I am reviewing the 14 coding interview patterns by Fahim ul Haq; what is the usual ordering, or orderings, of source nodes that are added to the source queue in topological sorting?
Suppose I have this adjacency list (not bidirectional) for my graph that's similar to the example given for topological sorting (the link has a picture for what the graph looks like; here, I label the nodes top to bottom, left to right), and all of the nodes are added in the order of index. For readability, I include in-degree.
| Source Node Index | Destination Node Indices | In-degree |
|---|---|---|
| 0 | 2, 3 | 0 |
| 1 | 3, 6 | 0 |
| 2 | 4, 5, 6 | 1 |
| 3 | 5 | 2 |
| 4 | None | 1 |
| 5 | None | 2 |
| 6 | None | 2 |
Obviously nodes indexed 0 and 1 are source nodes, where if I were to use natural ordering by index, I would add them to my source queue right away.

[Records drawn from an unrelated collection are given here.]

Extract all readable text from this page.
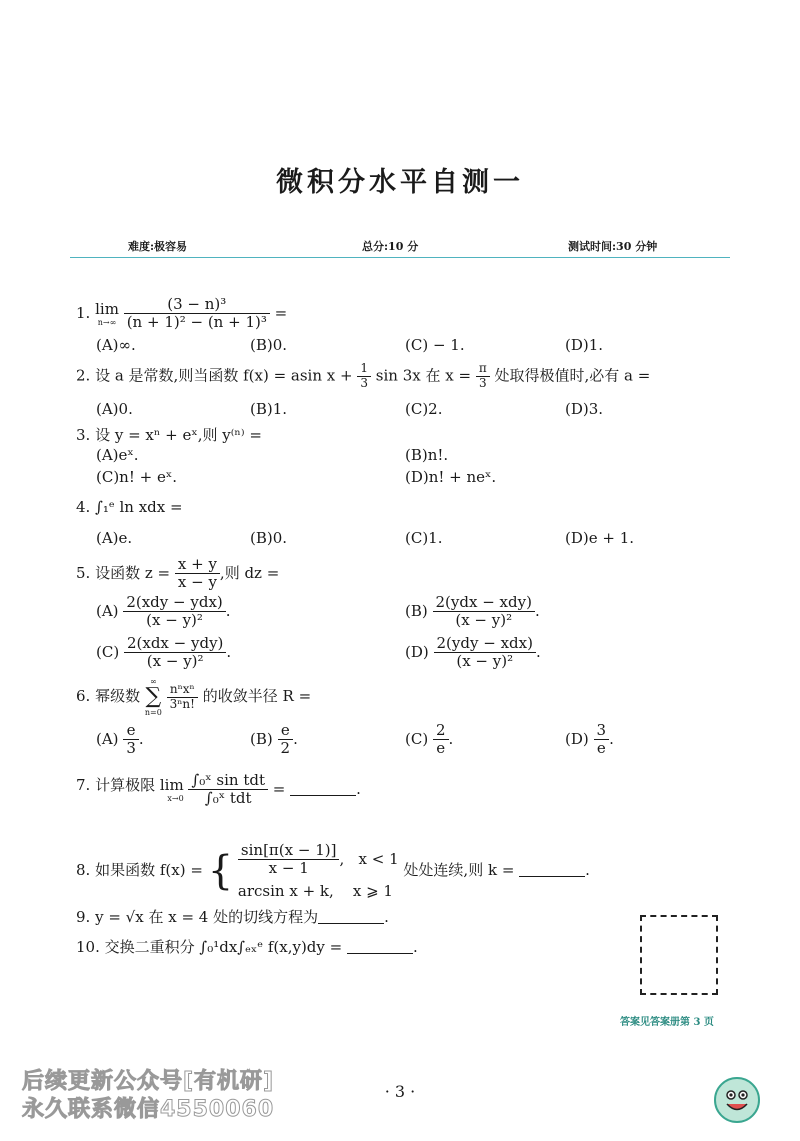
微积分水平自测一
难度:极容易	总分:10 分	测试时间:30 分钟
1. lim
n→∞
$\frac{\text{(3 − n)³}}{\text{(n + 1)² − (n + 1)³}}$ =
(A)∞.	(B)0.	(C) − 1.	(D)1.
2. 设 a 是常数,则当函数 f(x) = asin $x + \frac{1}{3}$ sin 3x 在 $x = \frac{\pi}{3}$ 处取得极值时,必有 a =
(A)0.	(B)1.	(C)2.	(D)3.
3. 设 y = xⁿ + eˣ,则 y⁽ⁿ⁾ =
(A)eˣ.	(B)n!.
(C)n! + eˣ.	(D)n! + neˣ.
4. ∫₁ᵉ ln xdx =
(A)e.	(B)0.	(C)1.	(D)e + 1.
5. 设函数 $z = \frac{x + y}{x - y}$ ,则 dz =
$(A) \frac{\text{2(xdy − ydx)}}{\text{(x − y)²}}$ .	$(B) \frac{\text{2(ydx − xdy)}}{\text{(x − y)²}}$ .
$(C) \frac{\text{2(xdx − ydy)}}{\text{(x − y)²}}$ .	$(D) \frac{\text{2(ydy − xdx)}}{\text{(x − y)²}}$ .
6. 幂级数
∞
∑
n=0

$\frac{\text{nⁿxⁿ}}{\text{3ⁿn!}}$ 的收敛半径 R =
$(A) \frac{e}{3}$ .	$(B) \frac{e}{2}$ .	$(C) \frac{2}{e}$ .	$(D) \frac{3}{e}$ .
7. 计算极限 lim
x→0
$\frac{\text{∫₀ˣ sin tdt}}{\text{∫₀ˣ tdt}}$ =	.
8. 如果函数 f(x) = { $\frac{\sin[\pi(x - 1)]}{x - 1}$ ,   x < 1
arcsin x + k, x ⩾ 1
处处连续,则 k =	.
9. y = √x 在 x = 4 处的切线方程为	.
10. 交换二重积分 ∫₀¹dx∫ₑₓᵉ f(x,y)dy =	.
答案见答案册第 3 页
· 3 ·
后续更新公众号[有机研]
永久联系微信4550060
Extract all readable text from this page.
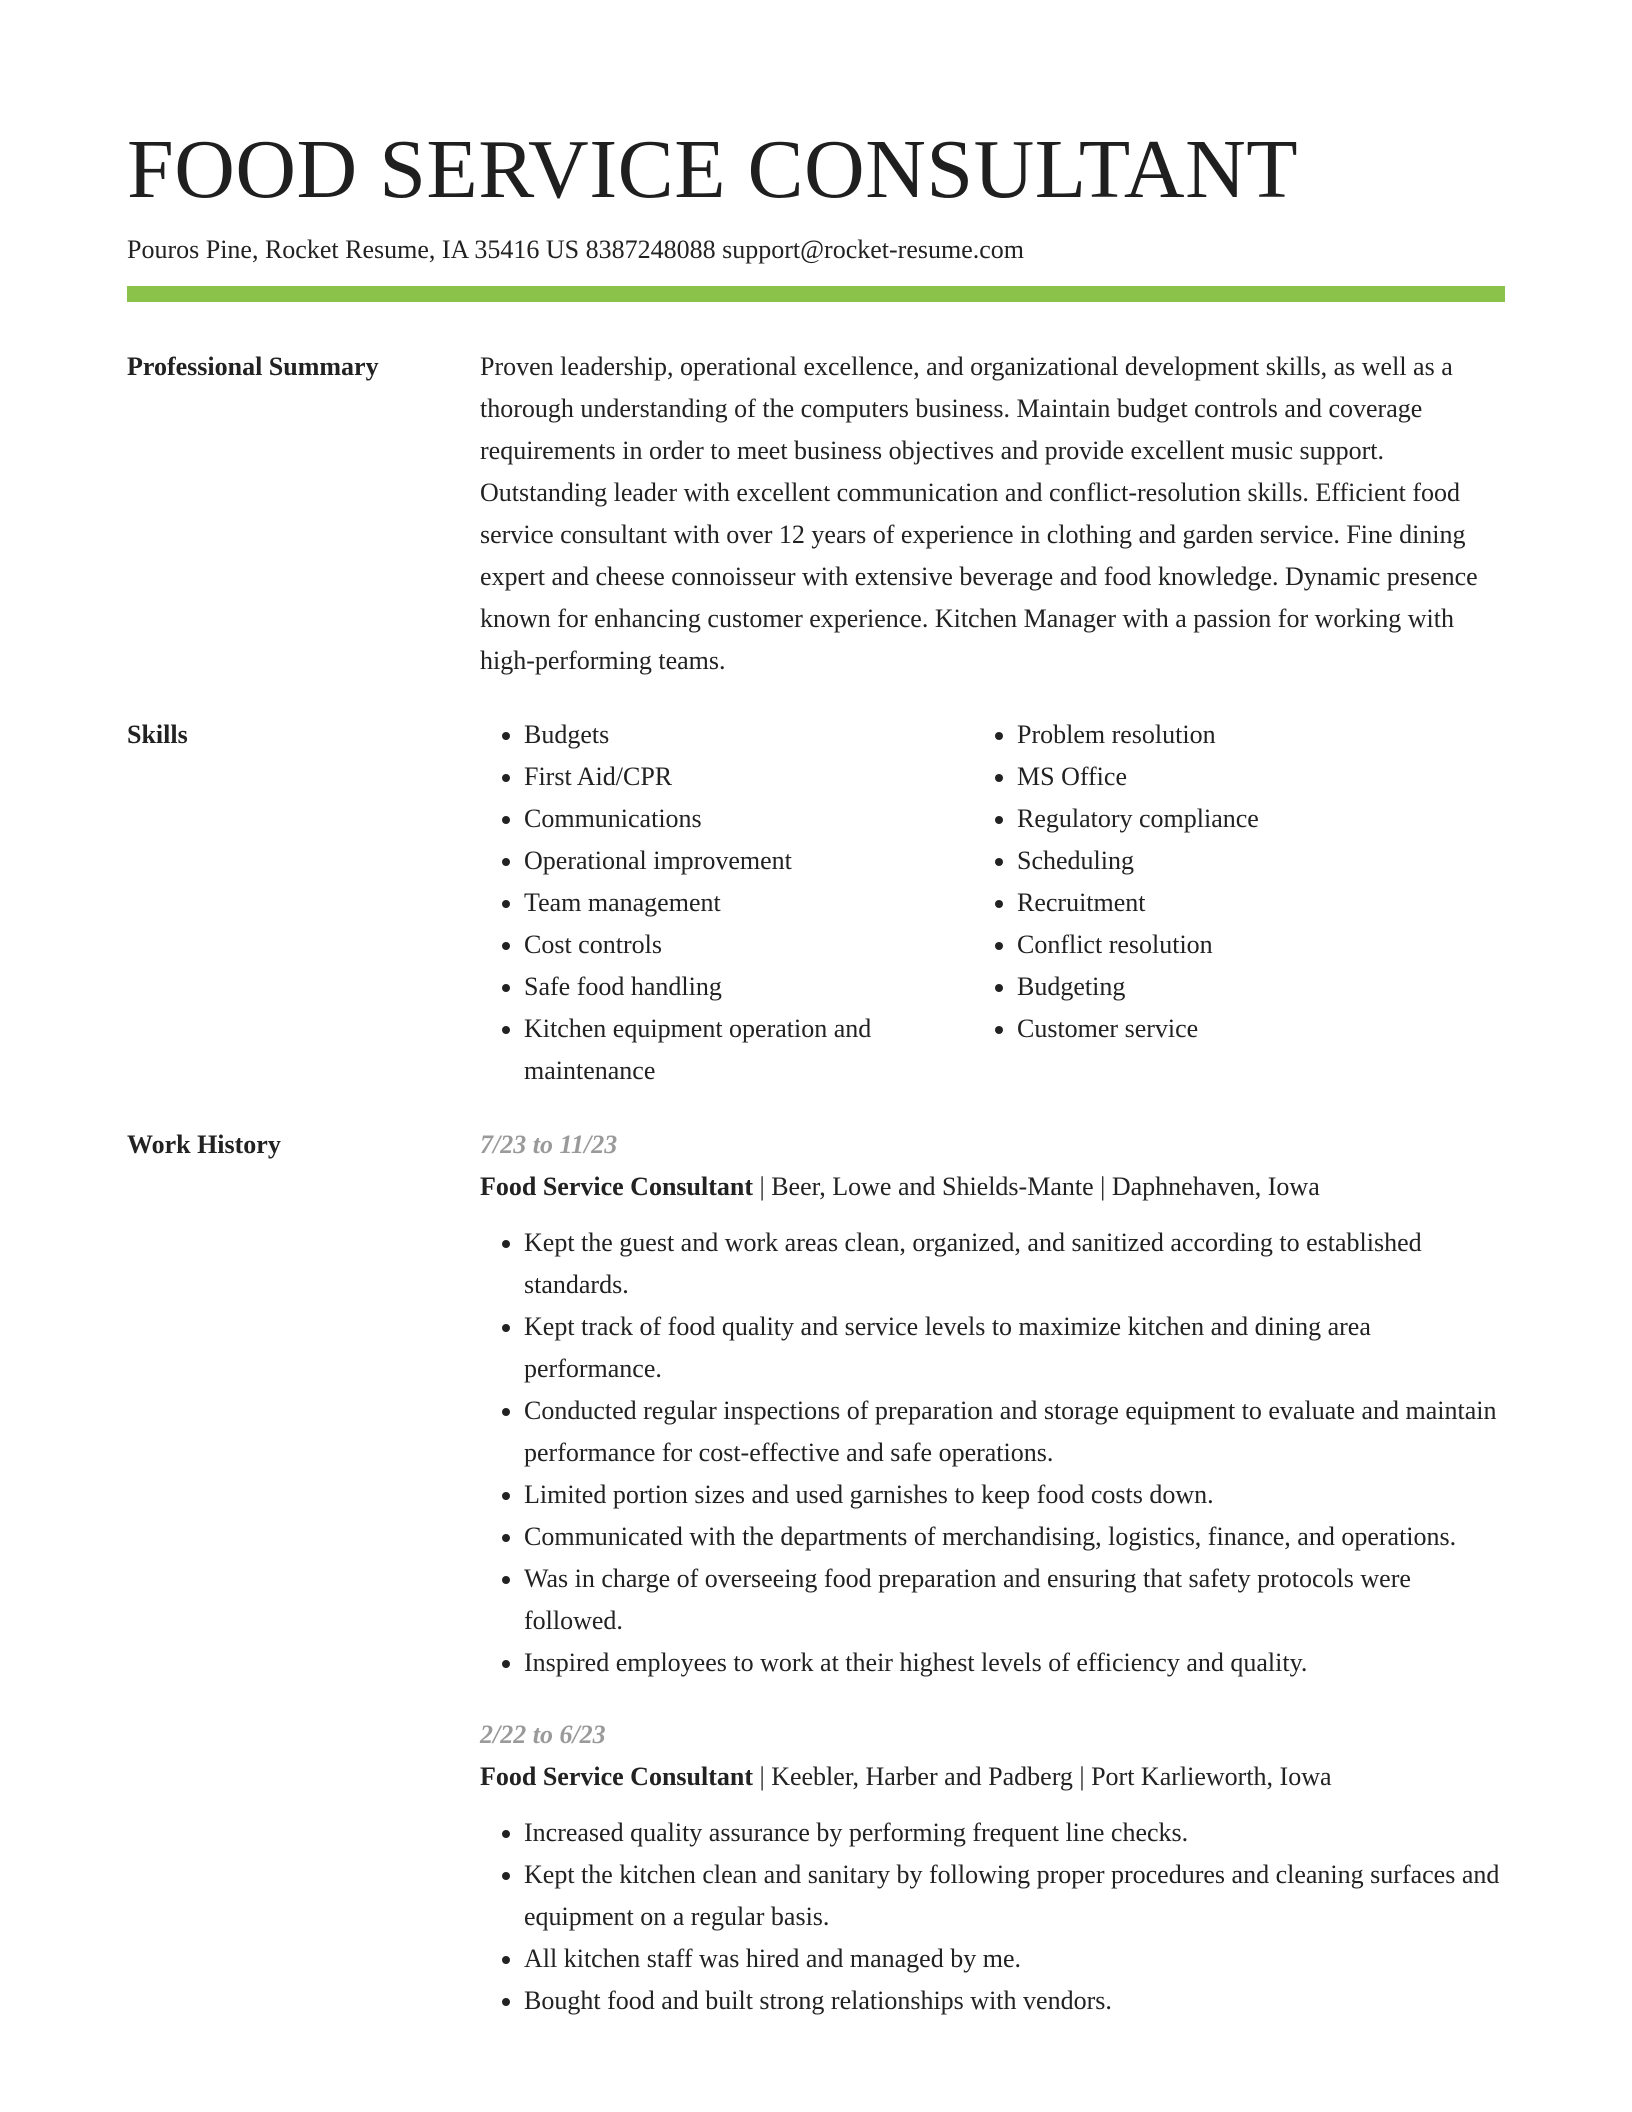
FOOD SERVICE CONSULTANT
Pouros Pine, Rocket Resume, IA 35416 US 8387248088 support@rocket-resume.com
Professional Summary	Proven leadership, operational excellence, and organizational development skills, as well as a thorough understanding of the computers business. Maintain budget controls and coverage requirements in order to meet business objectives and provide excellent music support. Outstanding leader with excellent communication and conflict-resolution skills. Efficient food service consultant with over 12 years of experience in clothing and garden service. Fine dining expert and cheese connoisseur with extensive beverage and food knowledge. Dynamic presence known for enhancing customer experience. Kitchen Manager with a passion for working with high-performing teams.

Skills
•	Budgets
• First Aid/CPR
• Communications
• Operational improvement
• Team management
• Cost controls
• Safe food handling
• Kitchen equipment operation and maintenance
• Problem resolution
• MS Office
• Regulatory compliance
• Scheduling
• Recruitment
• Conflict resolution
• Budgeting
• Customer service
Work History	7/23 to 11/23
Food Service Consultant | Beer, Lowe and Shields-Mante | Daphnehaven, Iowa
• Kept the guest and work areas clean, organized, and sanitized according to established standards.
• Kept track of food quality and service levels to maximize kitchen and dining area performance.
• Conducted regular inspections of preparation and storage equipment to evaluate and maintain performance for cost-effective and safe operations.
• Limited portion sizes and used garnishes to keep food costs down.
• Communicated with the departments of merchandising, logistics, finance, and operations.
• Was in charge of overseeing food preparation and ensuring that safety protocols were followed.
• Inspired employees to work at their highest levels of efficiency and quality.
2/22 to 6/23
Food Service Consultant | Keebler, Harber and Padberg | Port Karlieworth, Iowa
• Increased quality assurance by performing frequent line checks.
• Kept the kitchen clean and sanitary by following proper procedures and cleaning surfaces and equipment on a regular basis.
• All kitchen staff was hired and managed by me.
• Bought food and built strong relationships with vendors.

But what happens if these nodes have values, such as this example below?
| Source Node Index | Node Value |
|---|---|
| 0 | 69 |
| 1 | 3 |
| 2 | 15 |
| 3 | 8 |
| 4 | 26 |
| 5 | 104 |
| 6 | 1 |
What are the different orders I can have in topological sorting, in addition to natural ordering by index, to add my nodes with zero in-degrees to the source queue?